By BRENT MARTIN
St. Joseph Post
Hearings on Capitol Hill in Washington today will focus on the effort to develop a COVID-19 vaccine, soon.
U.S. Sen. Roy Blunt chairs the U.S. Senate Appropriations Subcommittee on Labor, Health and Human Services, Education, and Related Agencies holding the hearings with federal health officials. Blunt says though the number of cases is rising, that doesn’t necessarily mean deaths will spike.
“I think it’s unlikely that the death toll will have any commensurate comparison to the death toll earlier where people that were being tested were almost universally people that were already sick,” Blunt tells reporters on a conference call.
Blunt says testing has greatly increased, including testing at the workplace.
“We’ve seen that particularly in the close workplace situations that we have in the livestock and poultry processing facilities in our state and other places,” according to Blunt.
Locally, Mosaic Life Care had tested 11,801 area residents as of Wednesday morning. Of those, 530 tested positive for COVID-19. Eighteen COVID-19 patients are hospitalized at the St. Joseph hospital.
The Missouri Department of Health reports nearly 400,000 Missourians have been tested with nearly 22,000 testing positive for the coronavirus, resulting in slightly more than 1,000 deaths.

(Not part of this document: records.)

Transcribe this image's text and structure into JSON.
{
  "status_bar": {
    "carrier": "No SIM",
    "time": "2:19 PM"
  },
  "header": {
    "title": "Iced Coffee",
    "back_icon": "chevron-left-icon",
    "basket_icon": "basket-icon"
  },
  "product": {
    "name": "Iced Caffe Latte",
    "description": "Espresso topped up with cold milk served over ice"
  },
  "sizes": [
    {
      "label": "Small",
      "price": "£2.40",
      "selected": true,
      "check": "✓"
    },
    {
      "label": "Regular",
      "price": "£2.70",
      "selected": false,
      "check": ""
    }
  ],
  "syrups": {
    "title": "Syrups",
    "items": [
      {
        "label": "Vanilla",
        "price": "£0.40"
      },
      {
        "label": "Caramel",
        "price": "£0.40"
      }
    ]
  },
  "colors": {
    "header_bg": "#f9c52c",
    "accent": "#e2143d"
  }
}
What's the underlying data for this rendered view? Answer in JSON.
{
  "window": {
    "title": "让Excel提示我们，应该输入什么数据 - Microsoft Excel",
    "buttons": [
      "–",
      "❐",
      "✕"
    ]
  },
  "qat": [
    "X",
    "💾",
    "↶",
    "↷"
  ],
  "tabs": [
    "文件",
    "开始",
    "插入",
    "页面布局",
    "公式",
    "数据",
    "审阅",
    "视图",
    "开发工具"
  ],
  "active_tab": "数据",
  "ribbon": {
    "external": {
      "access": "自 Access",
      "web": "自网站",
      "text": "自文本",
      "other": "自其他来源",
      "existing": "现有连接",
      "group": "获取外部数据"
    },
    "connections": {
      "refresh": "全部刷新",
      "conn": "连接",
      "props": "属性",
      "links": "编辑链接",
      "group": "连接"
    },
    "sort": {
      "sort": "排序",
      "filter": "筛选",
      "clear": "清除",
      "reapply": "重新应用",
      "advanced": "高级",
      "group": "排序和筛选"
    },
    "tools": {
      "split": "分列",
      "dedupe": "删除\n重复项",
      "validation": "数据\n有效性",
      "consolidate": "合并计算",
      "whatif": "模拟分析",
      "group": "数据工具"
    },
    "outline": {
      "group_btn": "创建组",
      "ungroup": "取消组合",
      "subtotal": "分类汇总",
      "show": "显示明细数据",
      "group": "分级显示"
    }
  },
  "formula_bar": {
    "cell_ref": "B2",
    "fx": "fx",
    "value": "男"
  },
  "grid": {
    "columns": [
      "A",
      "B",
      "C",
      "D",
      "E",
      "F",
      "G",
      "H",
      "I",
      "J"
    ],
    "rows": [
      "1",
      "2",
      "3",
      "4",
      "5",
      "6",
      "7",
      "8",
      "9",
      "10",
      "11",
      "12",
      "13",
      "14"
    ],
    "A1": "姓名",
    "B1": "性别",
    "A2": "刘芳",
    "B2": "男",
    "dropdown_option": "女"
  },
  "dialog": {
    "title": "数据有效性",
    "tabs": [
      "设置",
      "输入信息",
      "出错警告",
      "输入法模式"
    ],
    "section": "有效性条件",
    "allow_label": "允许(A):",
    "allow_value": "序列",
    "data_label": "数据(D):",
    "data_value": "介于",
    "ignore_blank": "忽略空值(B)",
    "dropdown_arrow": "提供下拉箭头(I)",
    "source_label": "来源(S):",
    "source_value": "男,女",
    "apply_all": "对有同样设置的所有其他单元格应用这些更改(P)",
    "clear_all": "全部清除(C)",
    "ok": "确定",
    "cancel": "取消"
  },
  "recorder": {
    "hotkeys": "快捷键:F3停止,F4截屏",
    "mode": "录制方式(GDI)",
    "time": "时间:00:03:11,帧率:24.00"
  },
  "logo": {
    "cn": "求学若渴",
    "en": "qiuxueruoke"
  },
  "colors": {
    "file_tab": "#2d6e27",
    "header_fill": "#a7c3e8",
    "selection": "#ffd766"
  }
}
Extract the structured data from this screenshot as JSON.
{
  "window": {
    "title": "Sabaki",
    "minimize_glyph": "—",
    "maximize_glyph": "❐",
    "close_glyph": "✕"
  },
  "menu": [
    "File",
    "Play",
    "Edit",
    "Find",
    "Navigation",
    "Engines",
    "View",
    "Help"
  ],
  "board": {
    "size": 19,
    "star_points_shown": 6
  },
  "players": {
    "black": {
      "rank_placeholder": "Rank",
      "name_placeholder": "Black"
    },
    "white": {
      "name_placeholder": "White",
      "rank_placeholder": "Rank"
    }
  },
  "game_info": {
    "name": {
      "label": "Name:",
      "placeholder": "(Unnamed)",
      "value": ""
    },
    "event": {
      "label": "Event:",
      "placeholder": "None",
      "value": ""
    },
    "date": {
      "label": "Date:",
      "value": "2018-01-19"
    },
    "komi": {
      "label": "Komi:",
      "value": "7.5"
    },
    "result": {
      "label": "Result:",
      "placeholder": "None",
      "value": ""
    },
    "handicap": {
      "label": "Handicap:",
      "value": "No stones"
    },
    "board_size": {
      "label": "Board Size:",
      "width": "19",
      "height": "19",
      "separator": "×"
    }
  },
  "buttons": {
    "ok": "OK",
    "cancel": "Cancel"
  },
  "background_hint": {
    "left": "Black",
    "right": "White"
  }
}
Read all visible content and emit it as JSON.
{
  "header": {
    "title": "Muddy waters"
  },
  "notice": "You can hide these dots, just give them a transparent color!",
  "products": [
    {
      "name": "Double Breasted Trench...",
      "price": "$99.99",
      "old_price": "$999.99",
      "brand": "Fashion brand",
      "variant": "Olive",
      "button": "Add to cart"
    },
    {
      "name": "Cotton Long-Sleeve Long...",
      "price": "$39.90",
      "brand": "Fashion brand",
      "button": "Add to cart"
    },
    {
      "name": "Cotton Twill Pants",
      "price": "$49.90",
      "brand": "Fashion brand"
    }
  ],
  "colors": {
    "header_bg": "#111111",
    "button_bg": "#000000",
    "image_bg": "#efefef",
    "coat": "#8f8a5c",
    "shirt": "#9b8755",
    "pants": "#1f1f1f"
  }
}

Though COVID-19 restrictions have eased, the coronavirus remains a threat which Blunt says must be taken seriously.
“Wearing that mask, thinking about social distancing, having tests and therapeutics and eventually a vaccine is what moves us through this and I hope we have the discipline as a society to do the right thing and I believe we will.”
Federal officials scheduled to testify today include National Institutes of Health Director Dr. Francis Collins, Centers for Disease Control and Prevention Director Dr. Robert Redfield, and Acting Deputy Assistant Secretary for Preparedness and Response Dr. Gary Disbrow.
The federal government has dubbed the effort to find a COVID-19 vaccine Operation Warp Speed.